Poster
in
Workshop: High-dimensional Learning Dynamics Workshop: The Emergence of Structure and Reasoning
Exploring the development of complexity over depth and time in deep neural networks
Hannah Pinson · AurĂ©lien Boland · Vincent Ginis · Mykola Pechenizkiy
Neural networks obtain their expressivity from nonlinear activation functions. It is often assumed that at each layer of a network, the input is effectively transformed in a nonlinear way. However, recent results have shown that the total function implemented by the network is close to linear in the beginning of training, and only becomes more complex over time. It is unclear how the evolution of the overall function during training can be linked to changes in the effective (non)linearity of the individual network layers. In this study, we explore this evolution over time \emph{and} depth. We present a straightforward way to asses the effective linearity of layers through the use of partly linear models; in the case of our 18-layer nonlinear convolutional neural network (CNN) trained on the Imagenet dataset, we find that a large part of the layers start out in the effective linear regime, and that layers become effectively nonlinear in the direction from deep to shallow layers.

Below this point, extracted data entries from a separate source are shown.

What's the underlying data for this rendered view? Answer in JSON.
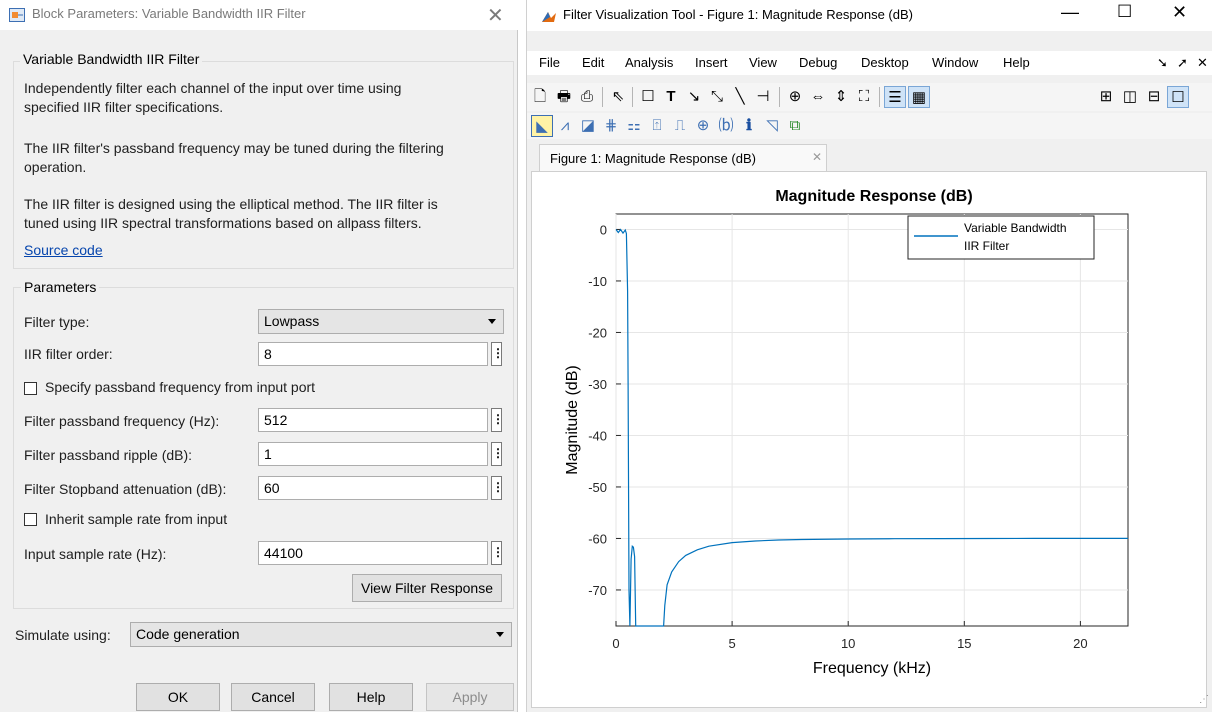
{
  "dialog": {
    "title": "Block Parameters: Variable Bandwidth IIR Filter",
    "block_group_title": "Variable Bandwidth IIR Filter",
    "desc1_line1": "Independently filter each channel of the input over time using",
    "desc1_line2": "specified IIR filter specifications.",
    "desc2_line1": "The IIR filter's passband frequency may be tuned during the filtering",
    "desc2_line2": "operation.",
    "desc3_line1": "The IIR filter is designed using the elliptical method. The IIR filter is",
    "desc3_line2": "tuned using IIR spectral transformations based on allpass filters.",
    "source_link": "Source code",
    "params_title": "Parameters",
    "filter_type_label": "Filter type:",
    "filter_type_value": "Lowpass",
    "order_label": "IIR filter order:",
    "order_value": "8",
    "passband_port_label": "Specify passband frequency from input port",
    "passband_port_checked": false,
    "passband_freq_label": "Filter passband frequency (Hz):",
    "passband_freq_value": "512",
    "ripple_label": "Filter passband ripple (dB):",
    "ripple_value": "1",
    "stopband_label": "Filter Stopband attenuation (dB):",
    "stopband_value": "60",
    "inherit_rate_label": "Inherit sample rate from input",
    "inherit_rate_checked": false,
    "sample_rate_label": "Input sample rate (Hz):",
    "sample_rate_value": "44100",
    "view_response_button": "View Filter Response",
    "simulate_label": "Simulate using:",
    "simulate_value": "Code generation",
    "ok_button": "OK",
    "cancel_button": "Cancel",
    "help_button": "Help",
    "apply_button": "Apply"
  },
  "fvtool": {
    "title": "Filter Visualization Tool - Figure 1: Magnitude Response (dB)",
    "menu": [
      "File",
      "Edit",
      "Analysis",
      "Insert",
      "View",
      "Debug",
      "Desktop",
      "Window",
      "Help"
    ],
    "tab_label": "Figure 1: Magnitude Response (dB)",
    "accent_color": "#0072bd"
  },
  "chart_data": {
    "type": "line",
    "title": "Magnitude Response (dB)",
    "xlabel": "Frequency (kHz)",
    "ylabel": "Magnitude (dB)",
    "xlim": [
      0,
      22.05
    ],
    "ylim": [
      -77,
      3
    ],
    "xticks": [
      0,
      5,
      10,
      15,
      20
    ],
    "yticks": [
      0,
      -10,
      -20,
      -30,
      -40,
      -50,
      -60,
      -70
    ],
    "grid": true,
    "legend_position": "top-right",
    "series": [
      {
        "name": "Variable Bandwidth IIR Filter",
        "color": "#0072bd",
        "x": [
          0,
          0.1,
          0.2,
          0.3,
          0.4,
          0.45,
          0.5,
          0.52,
          0.54,
          0.56,
          0.6,
          0.65,
          0.7,
          0.75,
          0.8,
          0.85,
          0.9,
          1.0,
          1.1,
          1.2,
          1.35,
          1.5,
          1.65,
          1.8,
          1.9,
          1.95,
          2.0,
          2.05,
          2.1,
          2.2,
          2.4,
          2.7,
          3.0,
          3.5,
          4.0,
          5.0,
          6.0,
          7.0,
          8.0,
          10.0,
          12.0,
          14.0,
          16.0,
          18.0,
          20.0,
          22.05
        ],
        "y": [
          0,
          -0.6,
          0,
          -0.7,
          -0.1,
          -0.8,
          -12,
          -30,
          -48,
          -70,
          -77,
          -64,
          -61.5,
          -61.7,
          -63.5,
          -77,
          -77,
          -77,
          -77,
          -77,
          -77,
          -77,
          -77,
          -77,
          -77,
          -77,
          -77,
          -77,
          -73,
          -69,
          -66.5,
          -64.5,
          -63.3,
          -62.2,
          -61.5,
          -60.8,
          -60.5,
          -60.3,
          -60.2,
          -60.1,
          -60.05,
          -60.02,
          -60.01,
          -60.0,
          -60.0,
          -60.0
        ]
      }
    ]
  }
}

We also propose an alternative method to reveal this evolution in a computationally efficient way, and we extend our experimental results to the Resnet50 architecture. For the networks and dataset we consider, our findings already indicate that the effective nonlinearity of networks changes over time and depth in a distinct wave-like pattern. The simple techniques we propose could thus help to gain valuable insights in the relationship between depth, training time, and the (in)ability to process complex datasets.